Security / Audit·EVM · Solana · Bitcoin · TON · Tron · Multi-chain
Scam Sniffer
Web3 anti-phishing detection covering malicious websites, drainer signatures, and known scammer addresses across EVM, Solana, Bitcoin, TON, Tron, Sui, and Ripple. Exposes a Malicious Website Detection API plus public blacklist feeds (domains + addresses) used by wallets, mod tools, and bridges to warn users before they click or sign.
- 01URL + dApp phishing checks
- 02drainer signature warnings
- 03discord/telegram link safety bots
- 04wallet pre-connect screening
- 05scammer address blacklists
| Variable | Scope | Description |
|---|---|---|
| SCAM_SNIFFER_API_KEY | Server | Scam Sniffer API key for the Malicious Website Detection API, sent in the `X-API-KEY` header. |
Use Scam Sniffer to screen URLs and addresses before users click or sign. Site lookup: `GET https://lookup-api.scamsniffer.io/site/{encodedUrl}` with `X-API-KEY: ${SCAM_SNIFFER_API_KEY}` returning `{ status: 'safe' | 'warning' | 'malicious', tags: string[], reason }`. For lighter-weight integration, mirror the public phishing feeds from `https://github.com/scamsniffer/scam-database` (domains + addresses, JSON) into a Bloom filter and refresh hourly. In your wallet/connect flow gate the connect button on `status !== 'malicious'`, surface a confirmation modal on `warning`, and log all `malicious` hits with the offending URL + referrer for incident response. For chat/mod automation, pipe message URLs through the same lookup endpoint before unfurl.

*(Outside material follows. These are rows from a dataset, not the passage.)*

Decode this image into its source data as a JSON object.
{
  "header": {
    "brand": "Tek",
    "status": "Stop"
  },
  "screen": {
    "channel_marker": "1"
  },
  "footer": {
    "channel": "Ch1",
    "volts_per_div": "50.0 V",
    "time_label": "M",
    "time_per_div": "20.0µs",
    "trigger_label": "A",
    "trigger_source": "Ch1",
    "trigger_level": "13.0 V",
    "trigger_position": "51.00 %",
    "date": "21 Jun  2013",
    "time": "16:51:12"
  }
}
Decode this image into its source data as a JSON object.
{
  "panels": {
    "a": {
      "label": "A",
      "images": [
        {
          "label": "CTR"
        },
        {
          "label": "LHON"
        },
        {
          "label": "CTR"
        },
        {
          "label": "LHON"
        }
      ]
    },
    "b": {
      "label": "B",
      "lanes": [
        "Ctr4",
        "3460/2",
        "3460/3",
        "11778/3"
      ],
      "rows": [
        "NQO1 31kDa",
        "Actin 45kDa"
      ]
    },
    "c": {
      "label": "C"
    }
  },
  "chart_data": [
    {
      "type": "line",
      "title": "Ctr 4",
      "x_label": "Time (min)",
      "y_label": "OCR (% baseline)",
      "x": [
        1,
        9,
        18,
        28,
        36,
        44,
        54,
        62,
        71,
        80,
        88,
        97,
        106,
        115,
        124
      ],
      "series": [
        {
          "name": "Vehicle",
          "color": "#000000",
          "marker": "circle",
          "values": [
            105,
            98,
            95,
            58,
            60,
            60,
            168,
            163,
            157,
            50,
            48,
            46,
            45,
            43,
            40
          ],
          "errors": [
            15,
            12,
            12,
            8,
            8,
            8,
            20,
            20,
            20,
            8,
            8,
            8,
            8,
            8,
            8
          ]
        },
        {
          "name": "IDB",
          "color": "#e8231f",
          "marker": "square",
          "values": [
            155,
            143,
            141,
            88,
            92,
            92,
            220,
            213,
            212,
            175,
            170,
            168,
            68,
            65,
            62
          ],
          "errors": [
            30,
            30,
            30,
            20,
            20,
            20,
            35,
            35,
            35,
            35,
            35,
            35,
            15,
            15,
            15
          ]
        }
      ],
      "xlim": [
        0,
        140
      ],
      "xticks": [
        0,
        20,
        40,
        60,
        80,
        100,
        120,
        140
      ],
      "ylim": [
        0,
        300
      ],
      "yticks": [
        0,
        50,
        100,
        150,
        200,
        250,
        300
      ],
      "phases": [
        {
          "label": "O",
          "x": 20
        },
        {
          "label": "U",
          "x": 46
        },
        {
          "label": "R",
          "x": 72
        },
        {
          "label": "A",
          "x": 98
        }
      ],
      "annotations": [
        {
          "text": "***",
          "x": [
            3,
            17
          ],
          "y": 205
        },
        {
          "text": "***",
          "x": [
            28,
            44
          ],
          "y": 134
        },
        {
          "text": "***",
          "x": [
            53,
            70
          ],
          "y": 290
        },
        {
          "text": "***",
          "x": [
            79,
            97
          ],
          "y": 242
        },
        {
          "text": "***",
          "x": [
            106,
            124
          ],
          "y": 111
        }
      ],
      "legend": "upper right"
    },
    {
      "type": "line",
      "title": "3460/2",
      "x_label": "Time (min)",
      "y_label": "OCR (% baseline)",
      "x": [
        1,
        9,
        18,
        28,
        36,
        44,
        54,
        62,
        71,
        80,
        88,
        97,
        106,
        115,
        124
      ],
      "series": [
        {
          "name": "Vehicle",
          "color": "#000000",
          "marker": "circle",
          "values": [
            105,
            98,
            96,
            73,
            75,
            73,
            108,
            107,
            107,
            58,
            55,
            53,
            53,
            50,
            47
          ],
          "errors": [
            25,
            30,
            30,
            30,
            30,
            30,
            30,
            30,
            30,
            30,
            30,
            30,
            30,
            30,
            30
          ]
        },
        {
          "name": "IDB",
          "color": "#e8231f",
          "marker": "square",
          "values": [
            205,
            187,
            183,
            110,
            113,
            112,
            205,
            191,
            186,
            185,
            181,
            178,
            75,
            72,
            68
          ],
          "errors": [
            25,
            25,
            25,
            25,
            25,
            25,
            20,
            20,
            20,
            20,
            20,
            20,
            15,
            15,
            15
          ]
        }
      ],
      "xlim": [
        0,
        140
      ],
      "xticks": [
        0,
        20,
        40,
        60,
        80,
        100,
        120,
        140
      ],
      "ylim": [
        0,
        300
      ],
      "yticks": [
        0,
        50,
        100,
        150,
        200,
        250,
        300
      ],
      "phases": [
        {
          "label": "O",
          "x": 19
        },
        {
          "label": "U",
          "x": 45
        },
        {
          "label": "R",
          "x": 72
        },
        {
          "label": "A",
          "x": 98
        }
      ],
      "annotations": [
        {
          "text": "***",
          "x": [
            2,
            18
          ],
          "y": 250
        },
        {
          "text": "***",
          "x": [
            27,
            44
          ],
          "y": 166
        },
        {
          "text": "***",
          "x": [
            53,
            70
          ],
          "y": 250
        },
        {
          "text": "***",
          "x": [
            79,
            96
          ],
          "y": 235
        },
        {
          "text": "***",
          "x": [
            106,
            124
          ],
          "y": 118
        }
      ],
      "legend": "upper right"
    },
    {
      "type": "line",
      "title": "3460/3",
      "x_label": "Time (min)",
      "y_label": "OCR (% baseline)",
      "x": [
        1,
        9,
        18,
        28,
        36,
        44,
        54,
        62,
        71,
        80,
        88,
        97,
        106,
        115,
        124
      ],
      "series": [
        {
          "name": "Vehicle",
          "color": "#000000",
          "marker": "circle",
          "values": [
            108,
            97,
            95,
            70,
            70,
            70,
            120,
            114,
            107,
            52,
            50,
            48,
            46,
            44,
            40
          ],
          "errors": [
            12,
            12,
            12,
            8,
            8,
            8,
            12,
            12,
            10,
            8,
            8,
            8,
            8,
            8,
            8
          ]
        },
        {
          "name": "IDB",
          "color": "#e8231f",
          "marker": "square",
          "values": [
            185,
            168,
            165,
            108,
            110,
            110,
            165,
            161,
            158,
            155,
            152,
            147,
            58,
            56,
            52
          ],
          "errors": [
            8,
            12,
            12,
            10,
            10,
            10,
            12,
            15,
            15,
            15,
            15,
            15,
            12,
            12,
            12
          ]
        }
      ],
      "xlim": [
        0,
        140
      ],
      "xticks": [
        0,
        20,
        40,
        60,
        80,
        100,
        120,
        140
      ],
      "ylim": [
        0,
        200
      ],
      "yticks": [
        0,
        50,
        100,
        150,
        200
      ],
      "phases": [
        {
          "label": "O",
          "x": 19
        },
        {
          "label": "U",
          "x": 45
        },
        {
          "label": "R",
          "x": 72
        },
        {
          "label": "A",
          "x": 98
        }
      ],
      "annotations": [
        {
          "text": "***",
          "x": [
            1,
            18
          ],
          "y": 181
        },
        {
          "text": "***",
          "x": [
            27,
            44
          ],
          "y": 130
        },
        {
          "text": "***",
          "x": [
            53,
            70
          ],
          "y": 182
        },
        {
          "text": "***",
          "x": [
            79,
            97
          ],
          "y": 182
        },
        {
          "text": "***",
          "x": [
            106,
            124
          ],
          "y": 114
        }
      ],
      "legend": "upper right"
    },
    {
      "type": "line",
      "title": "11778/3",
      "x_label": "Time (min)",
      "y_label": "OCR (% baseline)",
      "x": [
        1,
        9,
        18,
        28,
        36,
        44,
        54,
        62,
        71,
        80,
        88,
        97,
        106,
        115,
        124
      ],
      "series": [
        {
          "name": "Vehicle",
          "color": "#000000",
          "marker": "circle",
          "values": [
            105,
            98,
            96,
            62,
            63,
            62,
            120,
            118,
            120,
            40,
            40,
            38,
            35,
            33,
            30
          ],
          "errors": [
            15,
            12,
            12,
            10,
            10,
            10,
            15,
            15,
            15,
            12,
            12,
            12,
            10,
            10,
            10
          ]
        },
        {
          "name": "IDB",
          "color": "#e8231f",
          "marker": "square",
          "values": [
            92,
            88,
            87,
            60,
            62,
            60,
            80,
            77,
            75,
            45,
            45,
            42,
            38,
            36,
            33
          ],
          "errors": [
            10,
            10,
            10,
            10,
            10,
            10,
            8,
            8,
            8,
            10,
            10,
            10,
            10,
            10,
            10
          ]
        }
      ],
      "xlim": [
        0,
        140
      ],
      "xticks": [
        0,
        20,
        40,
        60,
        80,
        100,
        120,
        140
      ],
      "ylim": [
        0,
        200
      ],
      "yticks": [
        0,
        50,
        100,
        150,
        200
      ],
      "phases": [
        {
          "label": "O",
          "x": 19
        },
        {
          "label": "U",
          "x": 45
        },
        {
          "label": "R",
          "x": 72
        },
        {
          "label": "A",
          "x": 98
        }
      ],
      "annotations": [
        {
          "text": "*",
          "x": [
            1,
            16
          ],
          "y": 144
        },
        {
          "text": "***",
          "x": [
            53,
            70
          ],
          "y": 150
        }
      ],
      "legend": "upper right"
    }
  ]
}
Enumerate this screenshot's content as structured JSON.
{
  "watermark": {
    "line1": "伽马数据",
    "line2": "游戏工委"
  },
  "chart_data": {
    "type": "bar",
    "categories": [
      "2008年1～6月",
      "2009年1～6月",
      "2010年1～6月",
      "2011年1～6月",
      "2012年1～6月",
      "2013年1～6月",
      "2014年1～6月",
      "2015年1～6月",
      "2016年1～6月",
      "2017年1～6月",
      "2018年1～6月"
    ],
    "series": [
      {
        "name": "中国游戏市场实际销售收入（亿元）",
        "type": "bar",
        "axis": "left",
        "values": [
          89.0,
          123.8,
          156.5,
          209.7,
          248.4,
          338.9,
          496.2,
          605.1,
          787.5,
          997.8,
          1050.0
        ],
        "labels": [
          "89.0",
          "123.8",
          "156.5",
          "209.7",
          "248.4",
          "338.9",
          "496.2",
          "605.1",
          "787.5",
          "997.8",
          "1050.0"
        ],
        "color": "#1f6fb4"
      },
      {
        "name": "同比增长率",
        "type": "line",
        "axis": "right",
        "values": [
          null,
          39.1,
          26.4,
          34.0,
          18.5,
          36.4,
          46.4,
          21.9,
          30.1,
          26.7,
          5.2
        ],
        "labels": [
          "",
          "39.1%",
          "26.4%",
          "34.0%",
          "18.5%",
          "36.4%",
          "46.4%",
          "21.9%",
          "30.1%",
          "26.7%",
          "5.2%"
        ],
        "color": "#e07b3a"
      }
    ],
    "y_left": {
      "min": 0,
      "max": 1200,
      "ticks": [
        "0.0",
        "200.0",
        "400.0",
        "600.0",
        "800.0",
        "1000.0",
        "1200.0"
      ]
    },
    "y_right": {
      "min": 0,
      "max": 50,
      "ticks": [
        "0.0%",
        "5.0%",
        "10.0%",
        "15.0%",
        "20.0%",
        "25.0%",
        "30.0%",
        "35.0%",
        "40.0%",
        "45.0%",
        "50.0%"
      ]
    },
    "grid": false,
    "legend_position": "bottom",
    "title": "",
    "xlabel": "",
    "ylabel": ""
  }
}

- ⚑Detection is reactive — newly-spun phishing domains have a 1–48 hour blind window; pair with a TLD age + WHOIS heuristic for true zero-day protection rather than relying on the feed alone.
- ⚑Public blacklist feeds are deduplicated and rotate as domains die; cache aggressively but always set a TTL (1–6h) so you do not block users on lapsed domains and rebuild your local Bloom filter on each refresh.
- ⚑False positives happen on legitimate dApps that ape scammer naming patterns or share infrastructure (shared Cloudflare IPs, lookalike subdomains) — provide an explicit 'proceed anyway' path and a feedback link to report mistakes.
- ⚑Chain coverage for the address blacklist is uneven — EVM and Solana are well-covered, while TON / Tron / Sui / Ripple drainer datasets are smaller and skew toward known incidents only.
- ⚑Wallet UX integration via the browser extension hooks the page DOM, not the wallet RPC — server-side or mobile flows will not get extension-level signature warnings unless you call the lookup API directly from your client or backend.
- ⚑Rate limits on the lookup API are tight on the free tier; debounce per-URL lookups and never call once-per-keystroke from address bars.